May 8, 2010 Leave a comment
Dir. Giorgos Lanthimos (Greece)
Starring. Christos Stergioglou, Michelle Valley, Aggeliki Popoulia, Mary Tsoni
The credits never really ‘rolled’ on Dogtooth, but by the time it ended, everyone knew they had witnessed something.
For a few moments the cinema remained eerily silent as the audience sat watching the static screen, waiting for a cue, or a sign, that it was OK to leave; that the movie had, in fact, ended.
And that was the magic of the whole piece –what Artaud called the ‘Theatre of Cruelty.’ Dogtooth positioned the audience outside of the trappings of comfort, so making it impossible not to be affected, for better or worse. It involved the audience on an emotional level in ways that Hollywood can only cheat at.

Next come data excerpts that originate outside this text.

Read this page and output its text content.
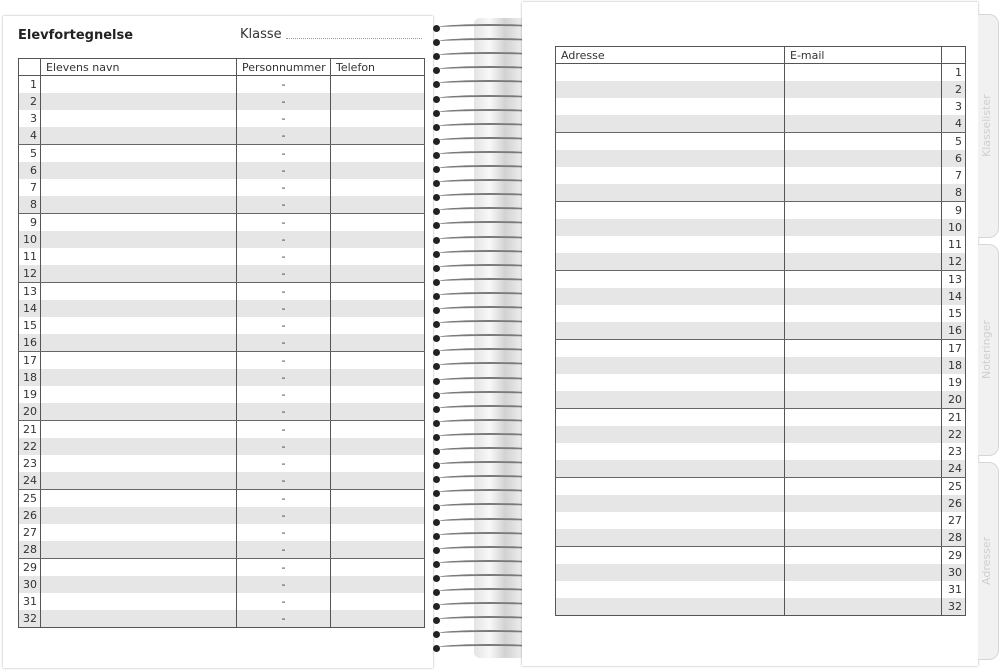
Elevfortegnelse	Klasse
	Elevens navn	Personnummer	Telefon
1		-	
2		-	
3		-	
4		-	
5		-	
6		-	
7		-	
8		-	
9		-	
10		-	
11		-	
12		-	
13		-	
14		-	
15		-	
16		-	
17		-	
18		-	
19		-	
20		-	
21		-	
22		-	
23		-	
24		-	
25		-	
26		-	
27		-	
28		-	
29		-	
30		-	
31		-	
32		-	
Adresse	E-mail	
		1
		2
		3
		4
		5
		6
		7
		8
		9
		10
		11
		12
		13
		14
		15
		16
		17
		18
		19
		20
		21
		22
		23
		24
		25
		26
		27
		28
		29
		30
		31
		32
Klasselister
Noteringer
Adresser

The storyline is thus: ‘Father’ and ‘Mother’ confine their three adult children to within the boundaries of their compound; not in a Josef Fritzl kind of way, but by feeding them on lies and untruths (such as telling them that cats are ferocious animals and planes are small toys).
The children are as expected – childlike, innocent, and stuck in a perpetual state of curiosity and arrested development. To pass the time, they amuse themselves by out-daring each other in rather harmful endeavours (inhaling anaesthetic being one such game – the winner being the first to wake up, of course).
The children’s world is controlled in every aspect and is one devoid of much culture. They watch only their own homemade videos on T.V., and listen to the ‘Grandfather’s’ records on the stereo (their Grandfather being Frank Sinatra, whose lyrics are translated by the Father into a more family friendly theme).
As the film progresses, Father’s motivations remain intentionally murky, but his role as the patriarchal dictator extends beyond the simple fear of corruption; there is definitely something more ideological on display.
Even though the film has been regarded with epithets of disgust because of the nature of some of the sexual content, Dogtooth has more in common with the likes of The Truman Show and Fight Club than it does with typical European Art/Porny cinema. The sex on display is distinctly European in it’s realism, but never feels gratuitous. The crux of each of these films lays in the Platonic ‘Allegory of the Cave’ theory; that human beings will only accept the reality which are presented for so long, before they peer out from the cave and see for themselves.
Dogtooth is an extremely complex film, but not hard to understand. It is one of those rare films that transcends its basic narrative and deconstructs the the nature of how we receive information. But whether this is to be read as an allegory for rebirth, censorship, religion, class, or any of the above, Director Giorgos Lanthimos has crafted a film with a series of scenes where none are dismissible.
The performances are outstanding all round and the measured tone, calm cinematography and simple editing compliment the film perfectly.
Dogtooth is absolutely one not to miss.